Marketplace's Adriene Hill has that story.
Adriene Hill: Lots of us who work for businesses are familiar with 401(k)-style retirement accounts. Every paycheck, I set aside a percentage of what I make. Marketplace matches it, or at least will, next month when I qualify. I tend my account, make decisions about where to invest it and, ideally, my balance sheet will grow. So that years and years and years from now, when I'm ready to kick back and spend all my time baking bread and hanging out with my future grandkids, I can. At least that's how it's supposed to work.
Alicia Munnell: Private sector employees have had a very hard time. They don't necessarily join the plan, they don't contribute as much as they should, they don't diversify their investments. They just make a host of mistakes.
Alicia Munnell heads the Center for Retirement Research at Boston College. Before the crash, she says the typical person approaching retirement age had just $78,000 in their 401(k). Again, before the market meltdown. That's not even close to enough for most people to stop working.
Munnell: People who are going to be relaying on them solely, only with Social Security in retirement are going to come up short.
As the recession proved, 401(k)-style plans aren't idiot proof -- or even smart-people proof. And, they have none of the guarantees traditional pensions offer.
Olivia Mitchell: I have to say stock market performance over the last three years hasn't been terribly reassuring.

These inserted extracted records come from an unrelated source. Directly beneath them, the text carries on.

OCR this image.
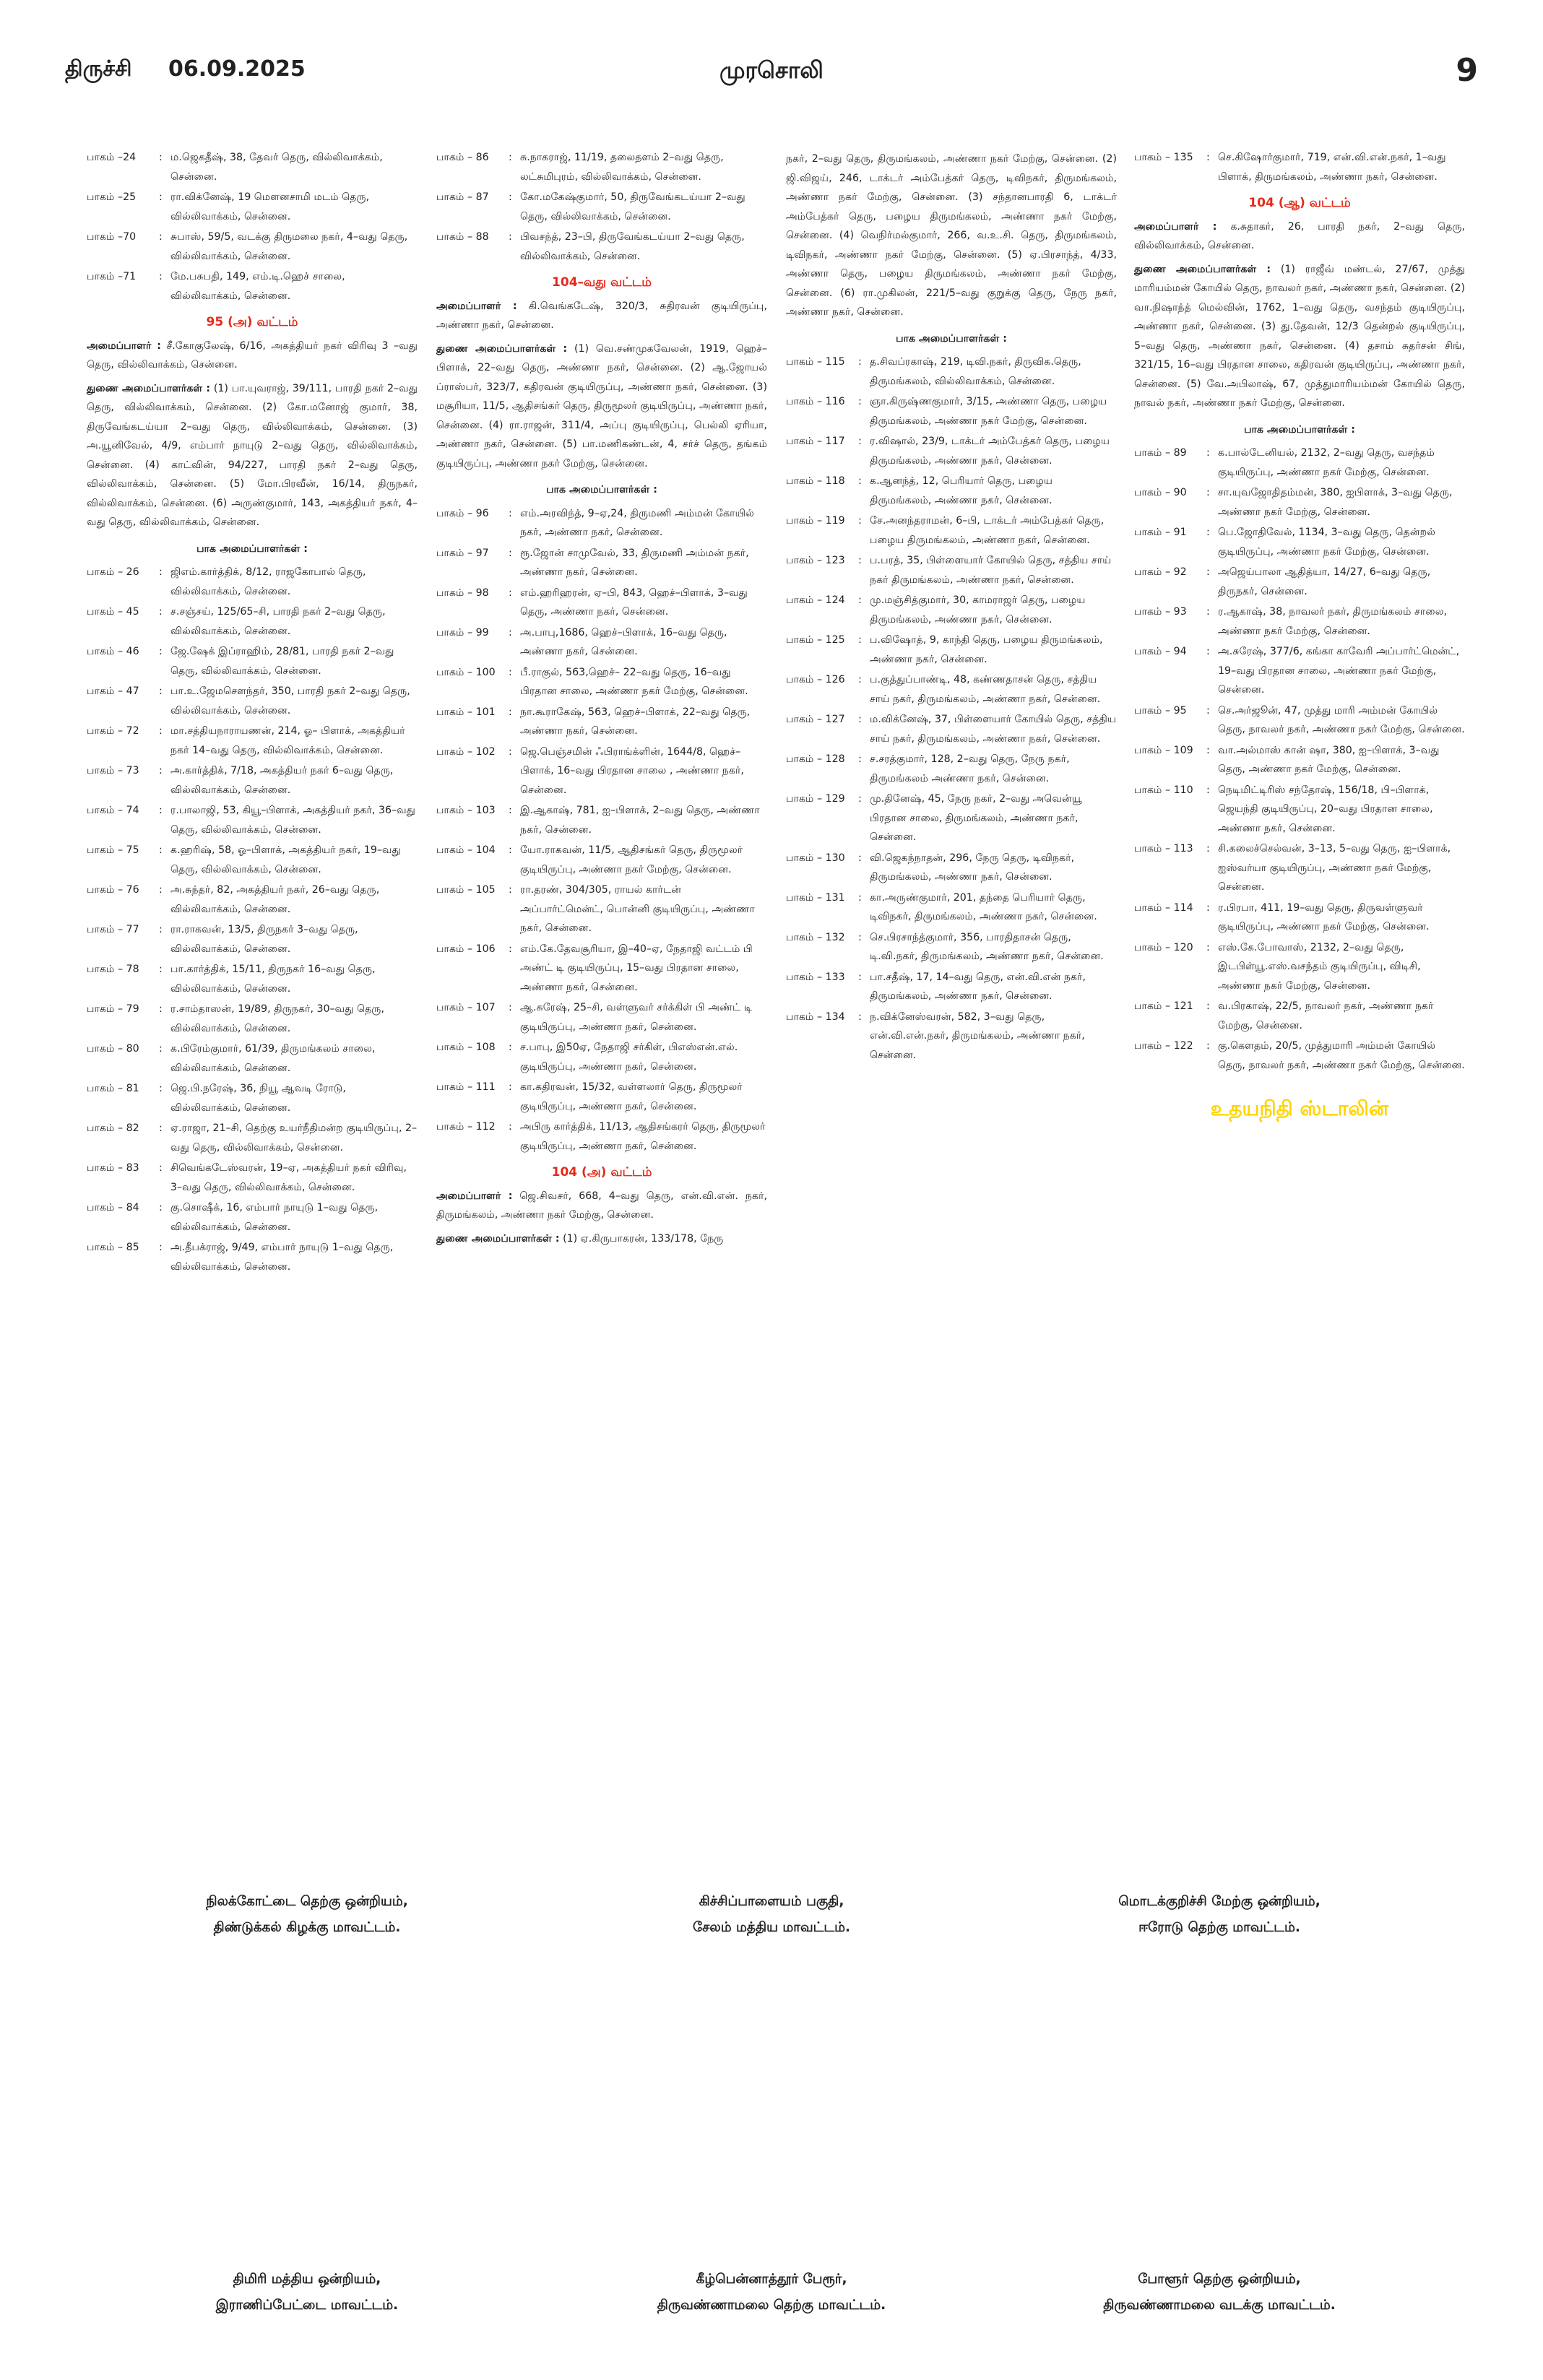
திருச்சி 06.09.2025	முரசொலி	9
பாகம் –24	: ம.ஜெகதீஷ், 38, தேவர் தெரு, வில்லிவாக்கம், சென்னை.
பாகம் –25	: ரா.விக்னேஷ், 19 மௌனசாமி மடம் தெரு, வில்லிவாக்கம், சென்னை.
பாகம் –70	: சுபாஸ், 59/5, வடக்கு திருமலை நகர், 4–வது தெரு, வில்லிவாக்கம், சென்னை.
பாகம் –71	: மே.பசுபதி, 149, எம்.டி.ஹெச் சாலை, வில்லிவாக்கம், சென்னை.
95 (அ) வட்டம்
அமைப்பாளர் : சீ.கோகுலேஷ், 6/16, அகத்தியர் நகர் விரிவு 3 –வது தெரு, வில்லிவாக்கம், சென்னை.
துணை அமைப்பாளர்கள் : (1) பா.யுவராஜ், 39/111, பாரதி நகர் 2–வது தெரு, வில்லிவாக்கம், சென்னை. (2) கோ.மனோஜ் குமார், 38, திருவேங்கடய்யா 2–வது தெரு, வில்லிவாக்கம், சென்னை. (3) அ.யூனிவேல், 4/9, எம்பார் நாயுடு 2–வது தெரு, வில்லிவாக்கம், சென்னை. (4) காட்வின், 94/227, பாரதி நகர் 2–வது தெரு, வில்லிவாக்கம், சென்னை. (5) மோ.பிரவீன், 16/14, திருநகர், வில்லிவாக்கம், சென்னை. (6) அருண்குமார், 143, அகத்தியர் நகர், 4–வது தெரு, வில்லிவாக்கம், சென்னை.
பாக அமைப்பாளர்கள் :
பாகம் – 26	: ஜிஎம்.கார்த்திக், 8/12, ராஜகோபால் தெரு, வில்லிவாக்கம், சென்னை.
பாகம் – 45	: ச.சஞ்சய், 125/65–சி, பாரதி நகர் 2–வது தெரு, வில்லிவாக்கம், சென்னை.
பாகம் – 46	: ஜே.ஷேக் இப்ராஹிம், 28/81, பாரதி நகர் 2–வது தெரு, வில்லிவாக்கம், சென்னை.
பாகம் – 47	: பா.உ.ஜேமசௌந்தர், 350, பாரதி நகர் 2–வது தெரு, வில்லிவாக்கம், சென்னை.
பாகம் – 72	: மா.சத்தியநாராயணன், 214, ஓ– பிளாக், அகத்தியர் நகர் 14–வது தெரு, வில்லிவாக்கம், சென்னை.
பாகம் – 73	: அ.கார்த்திக், 7/18, அகத்தியர் நகர் 6–வது தெரு, வில்லிவாக்கம், சென்னை.
பாகம் – 74	: ர.பாலாஜி, 53, கியூ–பிளாக், அகத்தியர் நகர், 36–வது தெரு, வில்லிவாக்கம், சென்னை.
பாகம் – 75	: க.ஹரிஷ், 58, ஓ–பிளாக், அகத்தியர் நகர், 19–வது தெரு, வில்லிவாக்கம், சென்னை.
பாகம் – 76	: அ.சுந்தர், 82, அகத்தியர் நகர், 26–வது தெரு, வில்லிவாக்கம், சென்னை.
பாகம் – 77	: ரா.ராகவன், 13/5, திருநகர் 3–வது தெரு, வில்லிவாக்கம், சென்னை.
பாகம் – 78	: பா.கார்த்திக், 15/11, திருநகர் 16–வது தெரு, வில்லிவாக்கம், சென்னை.
பாகம் – 79	: ர.சாம்தாஸன், 19/89, திருநகர், 30–வது தெரு, வில்லிவாக்கம், சென்னை.
பாகம் – 80	: க.பிரேம்குமார், 61/39, திருமங்கலம் சாலை, வில்லிவாக்கம், சென்னை.
பாகம் – 81	: ஜெ.பி.நரேஷ், 36, நியூ ஆவடி ரோடு, வில்லிவாக்கம், சென்னை.
பாகம் – 82	: ஏ.ராஜா, 21–சி, தெற்கு உயர்நீதிமன்ற குடியிருப்பு, 2–வது தெரு, வில்லிவாக்கம், சென்னை.
பாகம் – 83	: சிவெங்கடேஸ்வரன், 19–ஏ, அகத்தியர் நகர் விரிவு, 3–வது தெரு, வில்லிவாக்கம், சென்னை.
பாகம் – 84	: கு.சொஷீக், 16, எம்பார் நாயுடு 1–வது தெரு, வில்லிவாக்கம், சென்னை.
பாகம் – 85	: அ.தீபக்ராஜ், 9/49, எம்பார் நாயுடு 1–வது தெரு, வில்லிவாக்கம், சென்னை.
பாகம் – 86	: சு.நாகராஜ், 11/19, தலைதளம் 2–வது தெரு, லட்சுமிபுரம், வில்லிவாக்கம், சென்னை.
பாகம் – 87	: கோ.மகேஷ்குமார், 50, திருவேங்கடய்யா 2–வது தெரு, வில்லிவாக்கம், சென்னை.
பாகம் – 88	: பிவசந்த், 23–பி, திருவேங்கடய்யா 2–வது தெரு, வில்லிவாக்கம், சென்னை.
104–வது வட்டம்
அமைப்பாளர் : கி.வெங்கடேஷ், 320/3, சுதிரவன் குடியிருப்பு, அண்ணா நகர், சென்னை.
துணை அமைப்பாளர்கள் : (1) வெ.சண்முகவேலன், 1919, ஹெச்–பிளாக், 22–வது தெரு, அண்ணா நகர், சென்னை. (2) ஆ.ஜோயல் ப்ராஸ்பர், 323/7, கதிரவன் குடியிருப்பு, அண்ணா நகர், சென்னை. (3) மசூரியா, 11/5, ஆதிசங்கர் தெரு, திருமூலர் குடியிருப்பு, அண்ணா நகர், சென்னை. (4) ரா.ராஜன், 311/4, அப்பு குடியிருப்பு, பெல்லி ஏரியா, அண்ணா நகர், சென்னை. (5) பா.மணிகண்டன், 4, சர்ச் தெரு, தங்கம் குடியிருப்பு, அண்ணா நகர் மேற்கு, சென்னை.
பாக அமைப்பாளர்கள் :
பாகம் – 96	: எம்.அரவிந்த், 9–ஏ,24, திருமணி அம்மன் கோயில் நகர், அண்ணா நகர், சென்னை.
பாகம் – 97	: ரூ.ஜோன் சாமுவேல், 33, திருமணி அம்மன் நகர், அண்ணா நகர், சென்னை.
பாகம் – 98	: எம்.ஹரிஹரன், ஏ–பி, 843, ஹெச்–பிளாக், 3–வது தெரு, அண்ணா நகர், சென்னை.
பாகம் – 99	: அ.பாபு,1686, ஹெச்–பிளாக், 16–வது தெரு, அண்ணா நகர், சென்னை.
பாகம் – 100	: பீ.ராகுல், 563,ஹெச்– 22–வது தெரு, 16–வது பிரதான சாலை, அண்ணா நகர் மேற்கு, சென்னை.
பாகம் – 101	: நா.கூராகேஷ், 563, ஹெச்–பிளாக், 22–வது தெரு, அண்ணா நகர், சென்னை.
பாகம் – 102	: ஜெ.பெஞ்சமின் ஃபிராங்க்ளின், 1644/8, ஹெச்– பிளாக், 16–வது பிரதான சாலை , அண்ணா நகர், சென்னை.
பாகம் – 103	: இ.ஆகாஷ், 781, ஐ–பிளாக், 2–வது தெரு, அண்ணா நகர், சென்னை.
பாகம் – 104	: யோ.ராகவன், 11/5, ஆதிசங்கர் தெரு, திருமூலர் குடியிருப்பு, அண்ணா நகர் மேற்கு, சென்னை.
பாகம் – 105	: ரா.தரண், 304/305, ராயல் கார்டன் அப்பார்ட்மென்ட், பொன்னி குடியிருப்பு, அண்ணா நகர், சென்னை.
பாகம் – 106	: எம்.கே.தேவசூரியா, இ–40–ஏ, நேதாஜி வட்டம் பி அண்ட் டி குடியிருப்பு, 15–வது பிரதான சாலை, அண்ணா நகர், சென்னை.
பாகம் – 107	: ஆ.சுரேஷ், 25–சி, வள்ளுவர் சர்க்கிள் பி அண்ட் டி குடியிருப்பு, அண்ணா நகர், சென்னை.
பாகம் – 108	: ச.பாபு, இ50ஏ, நேதாஜி சர்கிள், பிஎஸ்என்.எல். குடியிருப்பு, அண்ணா நகர், சென்னை.
பாகம் – 111	: கா.கதிரவன், 15/32, வள்ளலார் தெரு, திருமூலர் குடியிருப்பு, அண்ணா நகர், சென்னை.
பாகம் – 112	: அபிரு கார்த்திக், 11/13, ஆதிசங்கரர் தெரு, திருமூலர் குடியிருப்பு, அண்ணா நகர், சென்னை.
104 (அ) வட்டம்
அமைப்பாளர் : ஜெ.சிவசர், 668, 4–வது தெரு, என்.வி.என். நகர், திருமங்கலம், அண்ணா நகர் மேற்கு, சென்னை.
துணை அமைப்பாளர்கள் : (1) ஏ.கிருபாகரன், 133/178, நேரு
நகர், 2–வது தெரு, திருமங்கலம், அண்ணா நகர் மேற்கு, சென்னை. (2) ஜி.விஜய், 246, டாக்டர் அம்பேத்கர் தெரு, டிவிநகர், திருமங்கலம், அண்ணா நகர் மேற்கு, சென்னை. (3) சந்தானபாரதி 6, டாக்டர் அம்பேத்கர் தெரு, பழைய திருமங்கலம், அண்ணா நகர் மேற்கு, சென்னை. (4) வெநிர்மல்குமார், 266, வ.உ.சி. தெரு, திருமங்கலம், டிவிநகர், அண்ணா நகர் மேற்கு, சென்னை. (5) ஏ.பிரசாந்த், 4/33, அண்ணா தெரு, பழைய திருமங்கலம், அண்ணா நகர் மேற்கு, சென்னை. (6) ரா.முகிலன், 221/5–வது குறுக்கு தெரு, நேரு நகர், அண்ணா நகர், சென்னை.
பாக அமைப்பாளர்கள் :
பாகம் – 115	: த.சிவப்ரகாஷ், 219, டிவி.நகர், திருவிக.தெரு, திருமங்கலம், வில்லிவாக்கம், சென்னை.
பாகம் – 116	: ஞா.கிருஷ்ணகுமார், 3/15, அண்ணா தெரு, பழைய திருமங்கலம், அண்ணா நகர் மேற்கு, சென்னை.
பாகம் – 117	: ர.விஷால், 23/9, டாக்டர் அம்பேத்கர் தெரு, பழைய திருமங்கலம், அண்ணா நகர், சென்னை.
பாகம் – 118	: க.ஆனந்த், 12, பெரியார் தெரு, பழைய திருமங்கலம், அண்ணா நகர், சென்னை.
பாகம் – 119	: சே.அனந்தராமன், 6–பி, டாக்டர் அம்பேத்கர் தெரு, பழைய திருமங்கலம், அண்ணா நகர், சென்னை.
பாகம் – 123	: ப.பரத், 35, பிள்ளையார் கோயில் தெரு, சத்திய சாய் நகர் திருமங்கலம், அண்ணா நகர், சென்னை.
பாகம் – 124	: மு.மஞ்சித்குமார், 30, காமராஜர் தெரு, பழைய திருமங்கலம், அண்ணா நகர், சென்னை.
பாகம் – 125	: ப.விஷோத், 9, காந்தி தெரு, பழைய திருமங்கலம், அண்ணா நகர், சென்னை.
பாகம் – 126	: ப.குத்துப்பாண்டி, 48, கண்ணதாசன் தெரு, சத்திய சாய் நகர், திருமங்கலம், அண்ணா நகர், சென்னை.
பாகம் – 127	: ம.விக்னேஷ், 37, பிள்ளையார் கோயில் தெரு, சத்திய சாய் நகர், திருமங்கலம், அண்ணா நகர், சென்னை.
பாகம் – 128	: ச.சரத்குமார், 128, 2–வது தெரு, நேரு நகர், திருமங்கலம் அண்ணா நகர், சென்னை.
பாகம் – 129	: மு.தினேஷ், 45, நேரு நகர், 2–வது அவென்யூ பிரதான சாலை, திருமங்கலம், அண்ணா நகர், சென்னை.
பாகம் – 130	: வி.ஜெகந்நாதன், 296, நேரு தெரு, டிவிநகர், திருமங்கலம், அண்ணா நகர், சென்னை.
பாகம் – 131	: கா.அருண்குமார், 201, தந்தை பெரியார் தெரு, டிவிநகர், திருமங்கலம், அண்ணா நகர், சென்னை.
பாகம் – 132	: செ.பிரசாந்த்குமார், 356, பாரதிதாசன் தெரு, டி.வி.நகர், திருமங்கலம், அண்ணா நகர், சென்னை.
பாகம் – 133	: பா.சதீஷ், 17, 14–வது தெரு, என்.வி.என் நகர், திருமங்கலம், அண்ணா நகர், சென்னை.
பாகம் – 134	: ந.விக்னேஸ்வரன், 582, 3–வது தெரு, என்.வி.என்.நகர், திருமங்கலம், அண்ணா நகர், சென்னை.
பாகம் – 135	: செ.கிஷோர்குமார், 719, என்.வி.என்.நகர், 1–வது பிளாக், திருமங்கலம், அண்ணா நகர், சென்னை.
104 (ஆ) வட்டம்
அமைப்பாளர் : க.சுதாகர், 26, பாரதி நகர், 2–வது தெரு, வில்லிவாக்கம், சென்னை.
துணை அமைப்பாளர்கள் : (1) ராஜீவ் மண்டல், 27/67, முத்து மாரியம்மன் கோயில் தெரு, நாவலர் நகர், அண்ணா நகர், சென்னை. (2) வா.நிஷாந்த் மெல்வின், 1762, 1–வது தெரு, வசந்தம் குடியிருப்பு, அண்ணா நகர், சென்னை. (3) து.தேவன், 12/3 தென்றல் குடியிருப்பு, 5–வது தெரு, அண்ணா நகர், சென்னை. (4) தசாம் சுதர்சன் சிங், 321/15, 16–வது பிரதான சாலை, கதிரவன் குடியிருப்பு, அண்ணா நகர், சென்னை. (5) வே.அபிலாஷ், 67, முத்துமாரியம்மன் கோயில் தெரு, நாவல் நகர், அண்ணா நகர் மேற்கு, சென்னை.
பாக அமைப்பாளர்கள் :
பாகம் – 89	: க.பால்டேனியல், 2132, 2–வது தெரு, வசந்தம் குடியிருப்பு, அண்ணா நகர் மேற்கு, சென்னை.
பாகம் – 90	: சா.யுவஜோதிதம்மன், 380, ஐபிளாக், 3–வது தெரு, அண்ணா நகர் மேற்கு, சென்னை.
பாகம் – 91	: பெ.ஜோதிவேல், 1134, 3–வது தெரு, தென்றல் குடியிருப்பு, அண்ணா நகர் மேற்கு, சென்னை.
பாகம் – 92	: அஜெய்பாலா ஆதித்யா, 14/27, 6–வது தெரு, திருநகர், சென்னை.
பாகம் – 93	: ர.ஆகாஷ், 38, நாவலர் நகர், திருமங்கலம் சாலை, அண்ணா நகர் மேற்கு, சென்னை.
பாகம் – 94	: அ.சுரேஷ், 377/6, கங்கா காவேரி அப்பார்ட்மென்ட், 19–வது பிரதான சாலை, அண்ணா நகர் மேற்கு, சென்னை.
பாகம் – 95	: செ.அர்ஜூன், 47, முத்து மாரி அம்மன் கோயில் தெரு, நாவலர் நகர், அண்ணா நகர் மேற்கு, சென்னை.
பாகம் – 109	: வா.அல்மாஸ் கான் ஷா, 380, ஐ–பிளாக், 3–வது தெரு, அண்ணா நகர் மேற்கு, சென்னை.
பாகம் – 110	: நெடிமிட்டிரிஸ் சந்தோஷ், 156/18, பி–பிளாக், ஜெயந்தி குடியிருப்பு, 20–வது பிரதான சாலை, அண்ணா நகர், சென்னை.
பாகம் – 113	: சி.கலைச்செல்வன், 3–13, 5–வது தெரு, ஐ–பிளாக், ஐஸ்வர்யா குடியிருப்பு, அண்ணா நகர் மேற்கு, சென்னை.
பாகம் – 114	: ர.பிரபா, 411, 19–வது தெரு, திருவள்ளுவர் குடியிருப்பு, அண்ணா நகர் மேற்கு, சென்னை.
பாகம் – 120	: எஸ்.கே.போவாஸ், 2132, 2–வது தெரு, இடபிள்யூ.எஸ்.வசந்தம் குடியிருப்பு, விடிசி, அண்ணா நகர் மேற்கு, சென்னை.
பாகம் – 121	: வ.பிரகாஷ், 22/5, நாவலர் நகர், அண்ணா நகர் மேற்கு, சென்னை.
பாகம் – 122	: கு.கௌதம், 20/5, முத்துமாரி அம்மன் கோயில் தெரு, நாவலர் நகர், அண்ணா நகர் மேற்கு, சென்னை.
உதயநிதி ஸ்டாலின்
நிலக்கோட்டை தெற்கு ஒன்றியம்,
திண்டுக்கல் கிழக்கு மாவட்டம்.
கிச்சிப்பாளையம் பகுதி,
சேலம் மத்திய மாவட்டம்.
மொடக்குறிச்சி மேற்கு ஒன்றியம்,
ஈரோடு தெற்கு மாவட்டம்.
திமிரி மத்திய ஒன்றியம்,
இராணிப்பேட்டை மாவட்டம்.
கீழ்பென்னாத்தூர் பேரூர்,
திருவண்ணாமலை தெற்கு மாவட்டம்.
போளூர் தெற்கு ஒன்றியம்,
திருவண்ணாமலை வடக்கு மாவட்டம்.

Olivia Mitchell is the head of the Pension Research Council at the Wharton School of Business. She says 401(k) plans can work -- especially for people who might want to change jobs, but it's hard to manage them well and the risk is all with the account holder. Taxpayers are on the hook for traditional government pensions, which carry their own set of risks.
Mitchell points to research showing that those pensions, also called "defined benefit plans," are underfunded by more than $3 trillion -- with a T -- in the U.S.
Mitchell: If you have a defined benefit plan that's underfunded, for example, the city of Philadelphia is about 45 percent funded, that means it's missing a lot of the money it need to pay benefits, that's not a secure promise either.
To be clear, even if states switch to 401(k)-style accounts for new employees, it's not a fix. They're still on the hook for the promises they've made to current and past employees.
That underfunding, the $3-plus trillion pension hole that states and cities face, is enough to keep Dartmouth professor Andrew Samwick away.
Andrew Samwick: If I were given the choice, I would want the money in hand as opposed to the promise made to me by the employer. Because then I own the money and I control the money and I'm not beholden to future generations of taxpayers.
Samwick says governments just have too many competing goals. They want to keep everyone happy -- employees, taxpayers. So they make promises that they don't have the money to pay for now. Unfortunately, the "pay-for-it-a-little-later" strategy seems to have caught on with a lot of 401(k) holders as well.
I'm Adriene Hill for Marketplace Money.